Stress is the underlying cause of many issues that people face in the world these days. We obviously have heard the word stress, and have experienced it at some point in our lives, but do we really know what happens inside the body during the stress response? In most cases, the answer is likely NO.
The first step towards learning to manage our stress is understanding what is happening inside our body when we get stressed out. When we experience a stress response, our brain perceives a threat to our safety. In response to this “threat”, our nervous system goes into a state of hyperactivity. An overactive nervous system causes symptoms such as an accelerated heart rate, rapid breathing, and sweaty palms just to name a few.
The proper name for the state of hyperactivity in the nervous system is called the Fight or Flight Response. This term was created in reference to our prehistoric ancestors, the caveman. When caveman experienced a REAL threat to their lives their bodies would go into this state of over activity in fear of their lives. If they encountered a life-threatening situation, they would have two choices: run or fight!
Back in prehistoric times, this was a necessary survival mechanism in a hunter and gatherer world. Fast forward to today’s world, and the human body has exactly the same biological reaction to perceived threats! The issue here is that we live in a world where there are adequate safeguards in place so we do not have to fear being hunted by wild animals, but our body still reacts as if there is a legitimate threat to our life when we get stressed out.
The danger here lies in the fact that entering into this state of over activity places enormous amounts of pressure on our body. We get stressed out over many insignificant events throughout the day, causing our body to go into a fight or flight response. Constantly putting our bodies through this stress response wreaks all kinds of havoc over the long run.

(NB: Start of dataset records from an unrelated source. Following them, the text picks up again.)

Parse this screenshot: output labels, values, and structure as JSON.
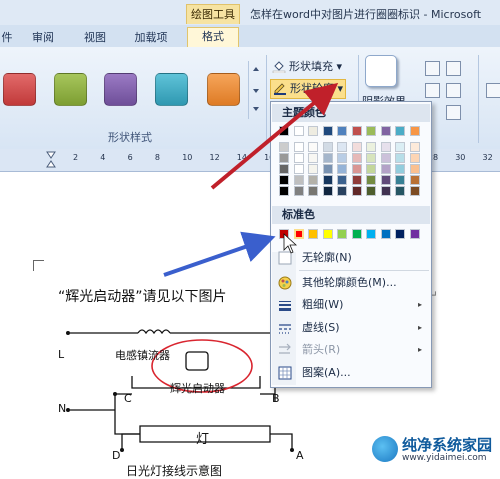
{
  "titlebar": {
    "context_tab": "绘图工具",
    "window_title": "怎样在word中对图片进行圈圈标识 - Microsoft"
  },
  "tabs": [
    {
      "label": "件"
    },
    {
      "label": "审阅"
    },
    {
      "label": "视图"
    },
    {
      "label": "加载项"
    },
    {
      "label": "格式"
    }
  ],
  "ribbon": {
    "shape_styles_group": "形状样式",
    "shape_fill": "形状填充",
    "shape_outline": "形状轮廓",
    "shadow_effect": "阴影效果",
    "fill_dropdown_arrow": "▾",
    "outline_dropdown_arrow": "▾"
  },
  "ruler": {
    "numbers": [
      "2",
      "4",
      "6",
      "8",
      "10",
      "12",
      "14",
      "16",
      "18",
      "20",
      "22",
      "24",
      "26",
      "28",
      "30",
      "32",
      "34"
    ]
  },
  "outline_menu": {
    "theme_colors": "主题颜色",
    "standard_colors": "标准色",
    "no_outline": "无轮廓(N)",
    "more_colors": "其他轮廓颜色(M)...",
    "weight": "粗细(W)",
    "dashes": "虚线(S)",
    "arrows": "箭头(R)",
    "pattern": "图案(A)...",
    "submenu_arrow": "▸",
    "theme_colors_top": [
      "#000000",
      "#ffffff",
      "#eeece1",
      "#1f497d",
      "#4f81bd",
      "#c0504d",
      "#9bbb59",
      "#8064a2",
      "#4bacc6",
      "#f79646"
    ],
    "standard_color_values": [
      "#c00000",
      "#ff0000",
      "#ffc000",
      "#ffff00",
      "#92d050",
      "#00b050",
      "#00b0f0",
      "#0070c0",
      "#002060",
      "#7030a0"
    ]
  },
  "document": {
    "body_text": "“辉光启动器”请见以下图片",
    "para_mark": "↵",
    "diagram": {
      "ballast": "电感镇流器",
      "starter": "辉光启动器",
      "lamp": "灯",
      "caption": "日光灯接线示意图",
      "L": "L",
      "N": "N",
      "A": "A",
      "B": "B",
      "C": "C",
      "D": "D"
    }
  },
  "watermark": {
    "main": "纯净系统家园",
    "sub": "www.yidaimei.com"
  },
  "colors": {
    "highlight": "#fbdf8c",
    "arrow_red": "#c0202a",
    "arrow_blue": "#3a5fcd",
    "annotation_circle": "#d9252f"
  }
}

When we come to realize the true nature of the stress response and its harmful effects on the body, we may begin to reevaluate the little things that cause us to go into such a dramatic state. The truth is that in most cases your life is not in danger, so we need to learn ways to cope with stress and control our nervous system.
At the most fundamental level, the only way to control the nervous system is by learning to control the breath. This simple fact is why meditation is such a powerful practice.
Practice deep breathing to control your nervous system and eliminate unnecessary stress from your life!!